What are correct values for precision and recall in edge cases?

Question

Precision is defined as:

p = true positives / (true positives + false positives)

Is it correct that, as true positives and false positives approach 0, the precision approaches 1?

Same question for recall:

r = true positives / (true positives + false negatives)

I am currently implementing a statistical test where I need to calculate these values, and sometimes it happens that the denominator is 0, and I am wondering which value to return for this case.

P.S.: Excuse the inappropriate tag, I wanted to use recall, precision and limit, but I cannot create new Tags yet.

Answer 1

Given a confusion matrix:

            predicted
            (+)   (-)
            ---------
       (+) | TP | FN |
actual      ---------
       (-) | FP | TN |
            ---------

we know that:

Precision = TP / (TP + FP)
Recall = TP / (TP + FN)

Lets consider the cases where the denominator is zero:

• TP+FN=0 : means that there were no positive cases in the input data
• TP+FP=0 : means that all instances were predicted as negative

Answer 2

Answer is Yes. The undefined edge cases occur when true positives (TP) are 0 since this is in the denominator of both P & R. In this case,

• Recall = 1 when FN=0, since 100% of the TP were discovered
• Precision = 1 when FP=0, since no there were no spurious results

This is a reformulation of @mbq's comment.

Answer 3

I am familiar with different terminology. What you call precision I would positive predictive value (PPV). And what you call recall I would call sensitivity (Sens). :

http://en.wikipedia.org/wiki/Receiver_operating_characteristic

In the case of sensitivity (recall), if the denominator is zero (as Amro points out), there are NO positive cases, so the classification is meaningless. (That does not stop either TP or FN being zero, which would result in a limiting sensitivity of 1 or 0. These points are respectively at the top right and bottom left hand corners of the ROC curve - TPR = 1 and TPR = 0.)

The limit of PPV is meaningful though. It is possible for the test cut-off to be set so high (or low) so that all cases are predicted as negative. This is at the origin of the ROC curve. The limiting value of the PPV just before the cutoff reaches the origin can be estimated by considering the final segment of the ROC curve just before the origin. (This may be better to model as ROC curves are notoriously noisy.)

For example if there are 100 actual positives and 100 actual negatives and the final segnemt of the ROC curve approaches from TPR = 0.08, FPR = 0.02, then the limiting PPV would be PPR ~ 0.08*100/(0.08*100 + 0.02*100) = 8/10 = 0.8 i.e 80% probability of being a true positive.
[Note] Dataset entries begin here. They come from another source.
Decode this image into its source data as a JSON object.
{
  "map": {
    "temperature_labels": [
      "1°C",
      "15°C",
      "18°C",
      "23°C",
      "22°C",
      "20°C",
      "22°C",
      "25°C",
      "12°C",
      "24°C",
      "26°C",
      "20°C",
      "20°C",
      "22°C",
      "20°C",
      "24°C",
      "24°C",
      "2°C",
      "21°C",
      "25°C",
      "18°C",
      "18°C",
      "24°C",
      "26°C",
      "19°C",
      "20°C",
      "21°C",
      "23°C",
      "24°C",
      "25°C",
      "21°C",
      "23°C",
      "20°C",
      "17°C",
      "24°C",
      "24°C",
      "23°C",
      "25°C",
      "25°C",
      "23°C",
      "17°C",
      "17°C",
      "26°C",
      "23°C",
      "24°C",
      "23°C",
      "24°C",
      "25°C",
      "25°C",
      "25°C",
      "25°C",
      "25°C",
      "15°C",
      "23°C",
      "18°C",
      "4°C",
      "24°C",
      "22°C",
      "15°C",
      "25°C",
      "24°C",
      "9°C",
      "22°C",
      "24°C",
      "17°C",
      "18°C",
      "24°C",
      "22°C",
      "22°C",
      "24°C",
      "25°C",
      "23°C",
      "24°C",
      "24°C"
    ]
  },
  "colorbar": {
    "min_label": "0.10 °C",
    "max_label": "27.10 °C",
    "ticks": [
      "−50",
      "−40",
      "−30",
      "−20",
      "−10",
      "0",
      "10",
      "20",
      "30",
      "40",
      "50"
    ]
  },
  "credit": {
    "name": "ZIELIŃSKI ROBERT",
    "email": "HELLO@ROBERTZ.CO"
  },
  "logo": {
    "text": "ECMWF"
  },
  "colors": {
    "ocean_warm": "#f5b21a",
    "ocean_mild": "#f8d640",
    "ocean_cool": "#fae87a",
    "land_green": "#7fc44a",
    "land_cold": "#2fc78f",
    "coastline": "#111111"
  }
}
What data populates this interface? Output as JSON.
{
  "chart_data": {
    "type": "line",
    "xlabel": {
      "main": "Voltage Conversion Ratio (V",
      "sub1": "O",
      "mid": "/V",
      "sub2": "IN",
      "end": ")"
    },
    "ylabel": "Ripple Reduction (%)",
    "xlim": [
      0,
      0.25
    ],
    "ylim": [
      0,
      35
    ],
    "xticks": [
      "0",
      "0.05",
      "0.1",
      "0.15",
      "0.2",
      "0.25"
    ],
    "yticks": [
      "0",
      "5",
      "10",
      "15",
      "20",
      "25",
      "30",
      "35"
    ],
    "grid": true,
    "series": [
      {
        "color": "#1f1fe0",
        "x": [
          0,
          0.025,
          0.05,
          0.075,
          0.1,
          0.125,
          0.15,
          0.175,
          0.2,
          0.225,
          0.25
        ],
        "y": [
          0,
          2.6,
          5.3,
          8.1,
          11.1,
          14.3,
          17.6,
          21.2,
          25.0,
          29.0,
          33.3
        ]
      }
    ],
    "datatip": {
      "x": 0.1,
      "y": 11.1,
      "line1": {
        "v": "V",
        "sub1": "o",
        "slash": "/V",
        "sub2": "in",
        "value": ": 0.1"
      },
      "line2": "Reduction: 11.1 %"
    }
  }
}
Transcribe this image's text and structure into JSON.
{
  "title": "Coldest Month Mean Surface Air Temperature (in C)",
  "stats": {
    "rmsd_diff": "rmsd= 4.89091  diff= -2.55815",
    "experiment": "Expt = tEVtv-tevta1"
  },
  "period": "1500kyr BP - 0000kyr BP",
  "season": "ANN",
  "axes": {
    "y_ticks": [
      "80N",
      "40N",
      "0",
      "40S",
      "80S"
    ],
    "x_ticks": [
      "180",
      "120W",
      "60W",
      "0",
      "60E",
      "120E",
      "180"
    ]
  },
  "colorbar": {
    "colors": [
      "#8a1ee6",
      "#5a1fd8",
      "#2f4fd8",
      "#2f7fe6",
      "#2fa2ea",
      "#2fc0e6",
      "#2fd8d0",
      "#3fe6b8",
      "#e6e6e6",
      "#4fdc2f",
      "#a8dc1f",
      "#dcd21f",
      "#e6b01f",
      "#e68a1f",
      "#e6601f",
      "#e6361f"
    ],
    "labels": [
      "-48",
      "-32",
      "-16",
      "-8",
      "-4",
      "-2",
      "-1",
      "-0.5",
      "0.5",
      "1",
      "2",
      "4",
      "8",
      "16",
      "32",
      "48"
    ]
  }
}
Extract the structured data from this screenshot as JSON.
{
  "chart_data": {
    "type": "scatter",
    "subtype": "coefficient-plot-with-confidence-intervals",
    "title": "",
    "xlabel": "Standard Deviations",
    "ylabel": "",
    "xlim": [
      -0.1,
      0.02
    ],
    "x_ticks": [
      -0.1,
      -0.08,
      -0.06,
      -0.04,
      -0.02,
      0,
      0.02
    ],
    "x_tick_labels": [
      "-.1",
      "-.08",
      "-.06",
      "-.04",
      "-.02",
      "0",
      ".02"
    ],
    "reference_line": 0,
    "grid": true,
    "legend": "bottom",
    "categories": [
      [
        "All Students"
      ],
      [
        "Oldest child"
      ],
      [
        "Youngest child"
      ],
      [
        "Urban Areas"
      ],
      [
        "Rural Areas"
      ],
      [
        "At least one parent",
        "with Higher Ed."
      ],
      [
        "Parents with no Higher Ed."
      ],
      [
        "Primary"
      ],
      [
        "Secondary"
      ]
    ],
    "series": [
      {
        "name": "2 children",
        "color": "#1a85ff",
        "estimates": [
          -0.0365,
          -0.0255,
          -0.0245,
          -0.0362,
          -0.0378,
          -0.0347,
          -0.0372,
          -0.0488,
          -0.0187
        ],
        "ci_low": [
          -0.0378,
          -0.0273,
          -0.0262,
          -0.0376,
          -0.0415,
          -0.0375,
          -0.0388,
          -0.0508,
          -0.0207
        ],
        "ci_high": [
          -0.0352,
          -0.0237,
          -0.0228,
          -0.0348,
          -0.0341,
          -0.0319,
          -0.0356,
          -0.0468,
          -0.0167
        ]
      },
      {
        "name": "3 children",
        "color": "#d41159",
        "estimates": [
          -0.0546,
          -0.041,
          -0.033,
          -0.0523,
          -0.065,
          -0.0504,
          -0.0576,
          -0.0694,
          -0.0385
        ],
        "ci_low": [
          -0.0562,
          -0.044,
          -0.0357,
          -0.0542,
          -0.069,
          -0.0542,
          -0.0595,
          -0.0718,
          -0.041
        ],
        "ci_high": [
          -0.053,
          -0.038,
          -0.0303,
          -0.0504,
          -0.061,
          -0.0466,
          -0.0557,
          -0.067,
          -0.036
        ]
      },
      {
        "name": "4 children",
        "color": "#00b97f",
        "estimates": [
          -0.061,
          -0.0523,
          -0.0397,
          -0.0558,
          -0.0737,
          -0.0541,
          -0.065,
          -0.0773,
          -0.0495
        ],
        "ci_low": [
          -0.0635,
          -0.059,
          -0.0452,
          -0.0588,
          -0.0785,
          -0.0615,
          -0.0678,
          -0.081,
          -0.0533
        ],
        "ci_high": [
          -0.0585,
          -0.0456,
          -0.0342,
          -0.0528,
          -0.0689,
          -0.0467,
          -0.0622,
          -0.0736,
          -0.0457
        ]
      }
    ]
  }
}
In practice each sample is represented by a segment on the ROC curve - horizontal for an actual negative and vertical for an actual positive. One could estimate the limiting PPV by the very last segment before the origin, but that would give an estimated limiting PPV of 1, 0 or 0.5, depending on whether the last sample was a true positive, a false positive (actual negative) or made of an equal TP and FP. A modelling approach would be better, perhaps assuming the data are binormal - a common assumption, eg: http://mdm.sagepub.com/content/8/3/197.short

Answer 4

That would depend on what you mean by "approach 0". If false positives and false negatives both approach zero at a faster rate than true positives, then yes to both questions. But otherwise, not necessarily.